Data Facts Lending Solutions Blog

4 Mistakes That Can Turn A Mortgage APPROVAL Into A Mortgage DENIED

by Jennifer Hamby

Oct 3, 2014 7:55:00 AM


Once you find the perfect home, secure financing, and sign the contract, you may be ready to pop open some champagne and start picking out curtains. Be careful, though. There are several mistakes you may make as a would-be homeowner that will derail a closing or drive your interest rate higher.

1. Change in job status

Mortgage lenders want stability, and if you show them you're changing jobs at such an important time in your life, they may think your financial status is unstable, and think twice about offering you a mortgage.

A change in job status from part time to full time is fine, but not the other way around.  Going from employee to contractor, or salary to commission, is just not a good move.

If you're moving to a better job with a higher salary, the change won't torpedo your closing, but it still might delay it.  You will still be required to show new paystubs, even if you're moving to a much better job. 

Changing positions within the same company is not likely to raise red flags as long as your salary doesn’t decrease.


2. Making late payments of any kind.

Payment history makes up 35% of your credit score.  It is the single most important factor in calculating score.  Missing a payment, forgetting a payment, or just not making a payment during this time could cause serious problems.  Just 1 late payment could dramatically decrease your score and make you ineligible for a loan. 
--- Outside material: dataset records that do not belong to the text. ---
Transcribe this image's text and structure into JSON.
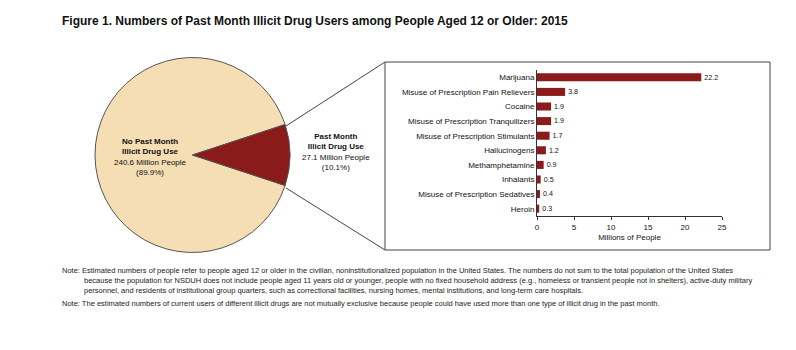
{
  "title": "Figure 1. Numbers of Past Month Illicit Drug Users among People Aged 12 or Older: 2015",
  "notes": [
    "Note: Estimated numbers of people refer to people aged 12 or older in the civilian, noninstitutionalized population in the United States. The numbers do not sum to the total population of the United States because the population for NSDUH does not include people aged 11 years old or younger, people with no fixed household address (e.g., homeless or transient people not in shelters), active-duty military personnel, and residents of institutional group quarters, such as correctional facilities, nursing homes, mental institutions, and long-term care hospitals.",
    "Note: The estimated numbers of current users of different illicit drugs are not mutually exclusive because people could have used more than one type of illicit drug in the past month."
  ],
  "chart_data": [
    {
      "type": "pie",
      "categories": [
        "No Past Month\nIllicit Drug Use",
        "Past Month\nIllicit Drug Use"
      ],
      "values": [
        240.6,
        27.1
      ],
      "value_labels": [
        "240.6 Million People\n(89.9%)",
        "27.1 Million People\n(10.1%)"
      ],
      "colors": [
        "#f5deb3",
        "#8b1a1a"
      ],
      "data_labels": true
    },
    {
      "type": "bar",
      "orientation": "horizontal",
      "categories": [
        "Marijuana",
        "Misuse of Prescription Pain Relievers",
        "Cocaine",
        "Misuse of Prescription Tranquilizers",
        "Misuse of Prescription Stimulants",
        "Hallucinogens",
        "Methamphetamine",
        "Inhalants",
        "Misuse of Prescription Sedatives",
        "Heroin"
      ],
      "values": [
        22.2,
        3.8,
        1.9,
        1.9,
        1.7,
        1.2,
        0.9,
        0.5,
        0.4,
        0.3
      ],
      "color": "#8b1a1a",
      "xlabel": "Millions of People",
      "xlim": [
        0,
        25
      ],
      "xticks": [
        0,
        5,
        10,
        15,
        20,
        25
      ],
      "grid": false,
      "data_labels": true
    }
  ]
}
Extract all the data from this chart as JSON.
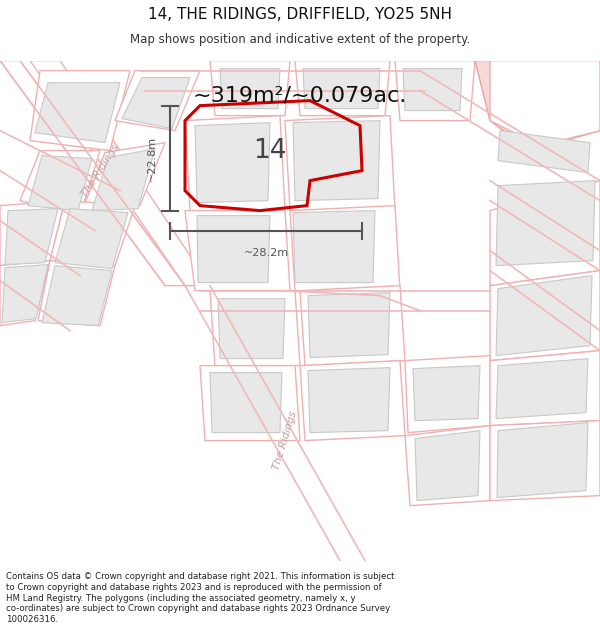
{
  "title": "14, THE RIDINGS, DRIFFIELD, YO25 5NH",
  "subtitle": "Map shows position and indicative extent of the property.",
  "area_text": "~319m²/~0.079ac.",
  "footer_lines": [
    "Contains OS data © Crown copyright and database right 2021. This information is subject",
    "to Crown copyright and database rights 2023 and is reproduced with the permission of",
    "HM Land Registry. The polygons (including the associated geometry, namely x, y",
    "co-ordinates) are subject to Crown copyright and database rights 2023 Ordnance Survey",
    "100026316."
  ],
  "map_bg": "#ffffff",
  "page_bg": "#ffffff",
  "building_fill": "#e8e8e8",
  "building_stroke": "#c8c8c8",
  "road_color": "#f0b8b8",
  "parcel_stroke": "#f0b0b0",
  "parcel_fill": "#ffffff",
  "property_stroke": "#cc0000",
  "dim_color": "#555555",
  "street_label_color": "#c0a0a0",
  "label14_color": "#444444",
  "pink_fill": "#f5d8d8",
  "pink_stroke": "#e8a0a0"
}
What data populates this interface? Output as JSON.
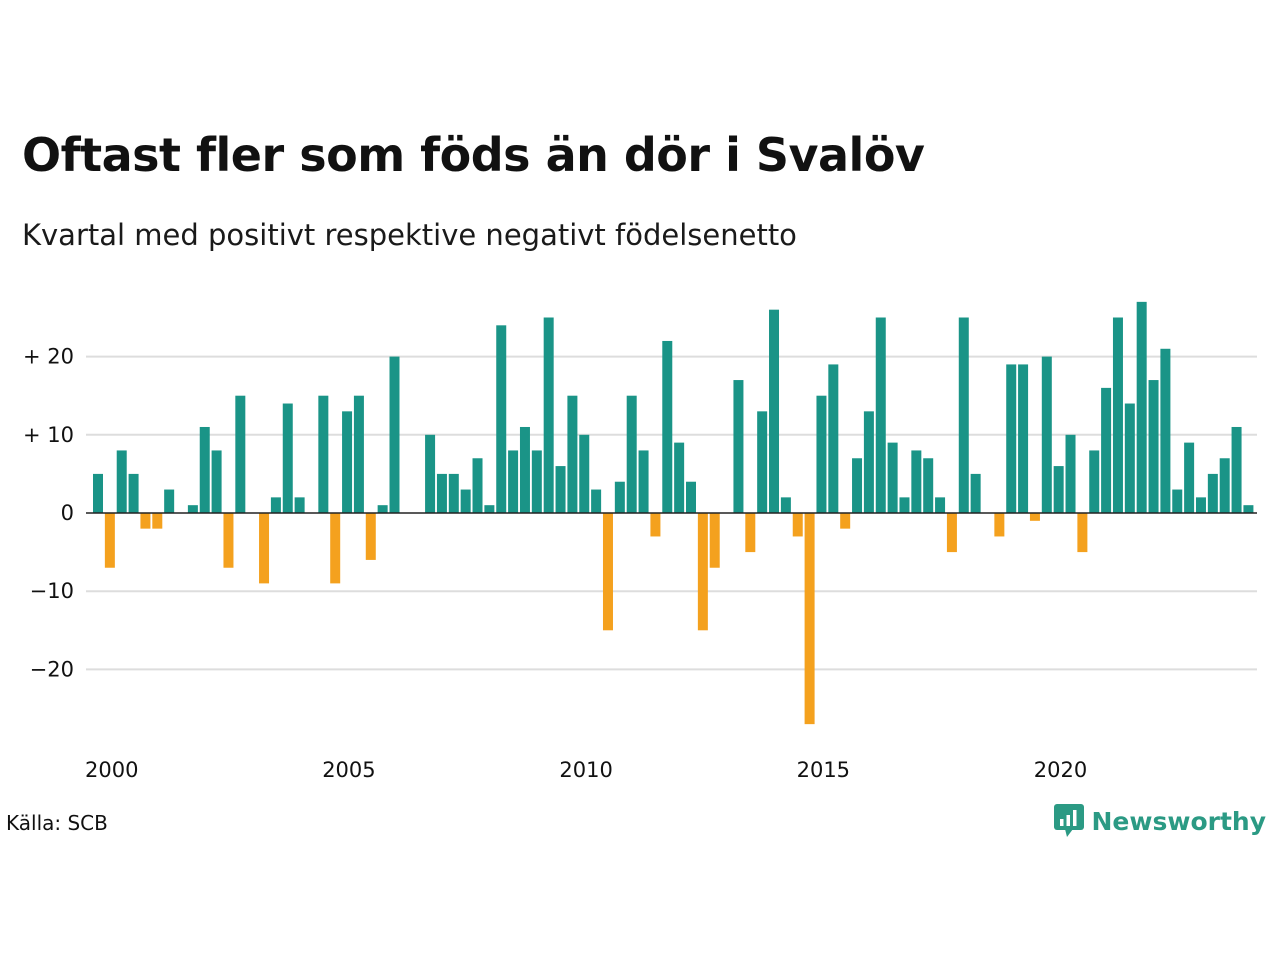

3. Having too many unnecessary credit inquiries

Every time a lender makes a credit inquiry — when they pull your credit report — it affects your score.   Historically increased inquiries equates to increased risk, which is why this is a component in FICO’s credit score calculation.  If you're moving into a new home, you may be more tempted to apply for store credit cards to save 10% to 20% on expensive items such as linens, furniture, and home décor, but don’t do it!


4. Taking on debt

The amount of debt you carry makes up 30% of your credit score.  It is almost as important as payment history.  I know it is tempting to get a new car to park in the drive of your new home, or the “no payment/no interest” furniture specials to fill your beautiful new home, but this increase in debt could also decrease your credit score.  Furthermore your mortgage approval was also based on a debt to income ratio.  These new purchases could throw that out of whack, ruining your chances for that new home.  Wait until after the loan is completed before you go shopping for these major purchases.

Remember, when you apply for a mortgage, the first credit check your lender runs won't be the last. Another credit check is performed just before you close. If there are negative changes in your credit score, you could be saying goodbye to your dream home before you ever put the key in the door.